Stada’s Independence in the Crosshairs on Buyout Speculation

  • Company said to have attracted attention from PE firms
  • Drugmaker’s stock has climbed almost 20 percent since May

Stada Arzneimittel AG’s time as an independent drugmaker selling copies of medicines like Viagra may be drawing to a close.

The German company has attracted interest from several private equity firms including Permira, CVC Capital Partners and Bain Capital, according to people familiar with the matter. Buyout firms have been studying the feasibility of a takeover with potential advisers, though deliberations are at an early stage, the people said, asking not to be identified as the discussions are confidential. Rival generics companies have also informally looked at Stada, the people said.

Speculation regarding a takeover mounted this year after an activist investor successfully campaigned to overthrow a rule it said gave Stada’s board undue influence over ownership of the Bad Vilbel-based company, and helped usher in new independent directors. The unexpected departure of Chief Executive Officer Hartmut Retzlaff in June, after more than two decades at the helm, also made Stada appear even more appealing amidst an industry-wide wave of consolidation.

But while Stada is working with its long-time adviser Perella Weinberg Partners LP on strategy, the German company isn’t running a sales process and is currently more focused on improving operations, the people said. The drugmaker is open to playing a role in the industry’s consolidation, one of the people said.
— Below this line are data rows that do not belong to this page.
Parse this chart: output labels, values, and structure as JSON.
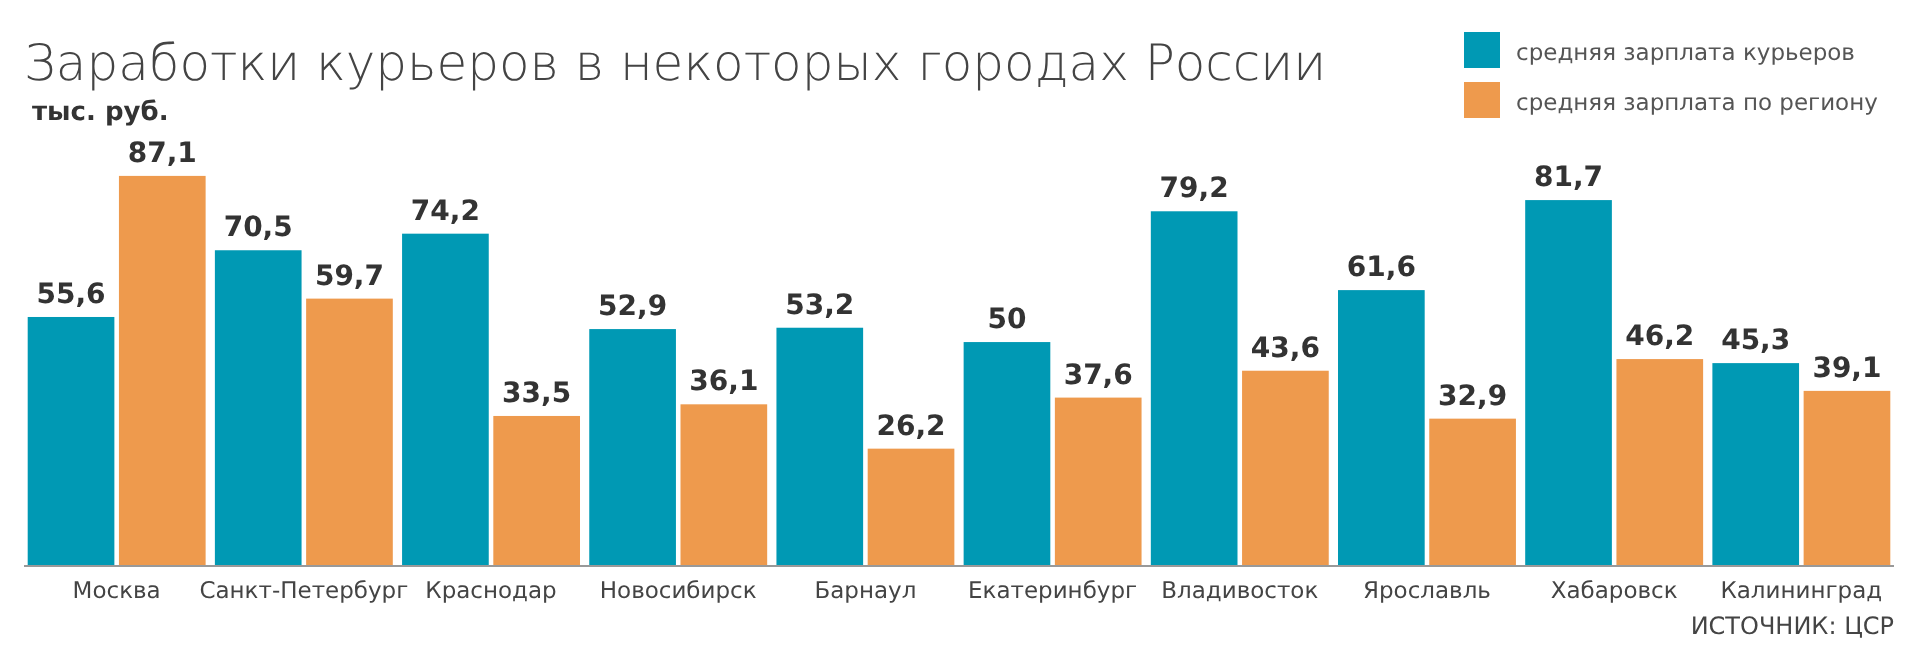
{
  "chart_data": {
    "type": "bar",
    "title": "Заработки курьеров в некоторых городах России",
    "ylabel": "тыс. руб.",
    "categories": [
      "Москва",
      "Санкт-Петербург",
      "Краснодар",
      "Новосибирск",
      "Барнаул",
      "Екатеринбург",
      "Владивосток",
      "Ярославль",
      "Хабаровск",
      "Калининград"
    ],
    "series": [
      {
        "name": "средняя зарплата курьеров",
        "color": "#0099b4",
        "values": [
          55.6,
          70.5,
          74.2,
          52.9,
          53.2,
          50,
          79.2,
          61.6,
          81.7,
          45.3
        ],
        "value_labels": [
          "55,6",
          "70,5",
          "74,2",
          "52,9",
          "53,2",
          "50",
          "79,2",
          "61,6",
          "81,7",
          "45,3"
        ]
      },
      {
        "name": "средняя зарплата по региону",
        "color": "#ee9a4d",
        "values": [
          87.1,
          59.7,
          33.5,
          36.1,
          26.2,
          37.6,
          43.6,
          32.9,
          46.2,
          39.1
        ],
        "value_labels": [
          "87,1",
          "59,7",
          "33,5",
          "36,1",
          "26,2",
          "37,6",
          "43,6",
          "32,9",
          "46,2",
          "39,1"
        ]
      }
    ],
    "legend": "top right",
    "annotations": [
      "ИСТОЧНИК: ЦСР"
    ]
  }
}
Stada declined to comment for this story.

Stock Gains

“We will concentrate on growth,” Matthias Wiedenfels, who took over as the drugmaker’s CEO from Retzlaff, told reporters in November. “Independence is not a goal in itself.”

Wiedenfels at that time refused to comment on whether the company has held talks with potential buyers or whether it’s big enough to survive on its own.
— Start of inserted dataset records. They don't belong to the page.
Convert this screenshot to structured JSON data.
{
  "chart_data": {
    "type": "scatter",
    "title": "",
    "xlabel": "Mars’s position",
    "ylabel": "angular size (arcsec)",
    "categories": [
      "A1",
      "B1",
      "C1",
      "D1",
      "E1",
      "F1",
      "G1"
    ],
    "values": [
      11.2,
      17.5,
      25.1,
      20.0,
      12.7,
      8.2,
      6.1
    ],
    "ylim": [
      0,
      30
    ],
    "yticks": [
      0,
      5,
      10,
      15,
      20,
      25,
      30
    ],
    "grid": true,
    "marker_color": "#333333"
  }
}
Representatives for Permira and CVC also declined to comment. Bain didn’t return calls seeking comment.

Media reports about the interest in Stada have propelled its stock up almost 20 percent since early May, when Active Ownership Capital Sarl’s stake in the company and demands for change became public. That’s boosted the drugmaker’s market value to 2.8 billion euros ($2.9 billion). The shares jumped almost 4 percent to 46.065 euros on Monday.

2019 Goals

The drugmaker in October reiterated plans to boost revenue to 2.6 billion euros by 2019, up 23 percent from the 2.11 billion euros generated last year, as both its branded medicines and cheaper copycat drugs expand sales. Profit excluding some costs were projected to gain 50 percent to 250 million euros as the company pares expenses.
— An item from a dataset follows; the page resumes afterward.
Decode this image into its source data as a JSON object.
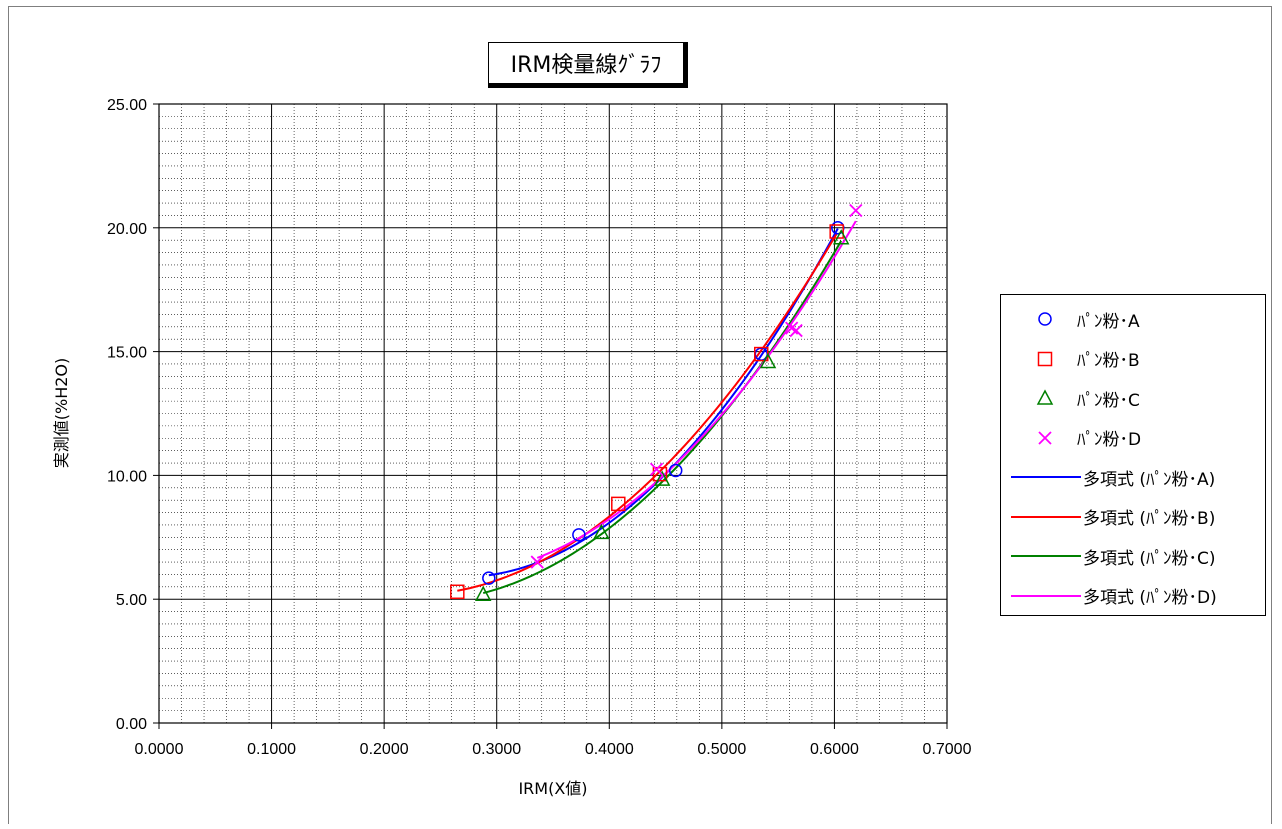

Potential buyers see opportunities to improve profit margins and operational efficiency as well as reap savings through a combination with other generic companies, people with knowledge of the matter said. Some of the buyout firms have been struggling to come up with a takeover offer and financing package that would make Stada an attractive investment, the people said.

Stada would give buyers access to Russian and German markets for over-the-counter and copycat drugs. The company has two divisions -- branded products and generics -- and is known for medicines such as Grippostad, to treat the common cold, and pain relief treatment tilidine naloxone. Its biggest pharmaceutical drug is APO-go, used in the care of patients with Parkinson’s disease, which generated 63 million euros in sales last year.

An acquisition of Stada would add to a string of deals in the generics industry. 

Narrowing Field

Israel’s Teva Pharmaceutical Industries Ltd. acquired the division that makes copycat medicines from Allergan Plc this year for $40.5 billion to once again become the world’s biggest maker of generic drugs. Meanwhile Mylan NV, rebuffed by Perrigo Co., bought Sweden’s Meda AB for $7.2 billion this year. Switzerland’s Novartis AG has also said it could spend up to $5 billion for bolt-on acquisitions including assets to strengthen its Sandoz division, which is currently the world’s second-largest maker of copycat drugs.

Active Ownership, an investment company that buys minority stakes in undervalued publicly traded companies in Germany, Austria, Switzerland and Scandinavia, this year amassed a 7 percent stake in Stada, making it the company’s largest investor.

Under pressure from Active Ownership, Stada replaced three board members and named a new chairman. It also ended a restriction on the transfer of some shares, which until then could only change hands with the board’s consent.

Still, the activist investor continues to apply pressure on the company. Most recently, it filed a lawsuit in Frankfurt alleging that the election of two people to the board in August was in suspicious circumstances.

“We continue to be convinced of the significant operational improvement potential at Stada,” Klaus Roehrig, founder and partner of Active Ownership, said in a statement on Friday.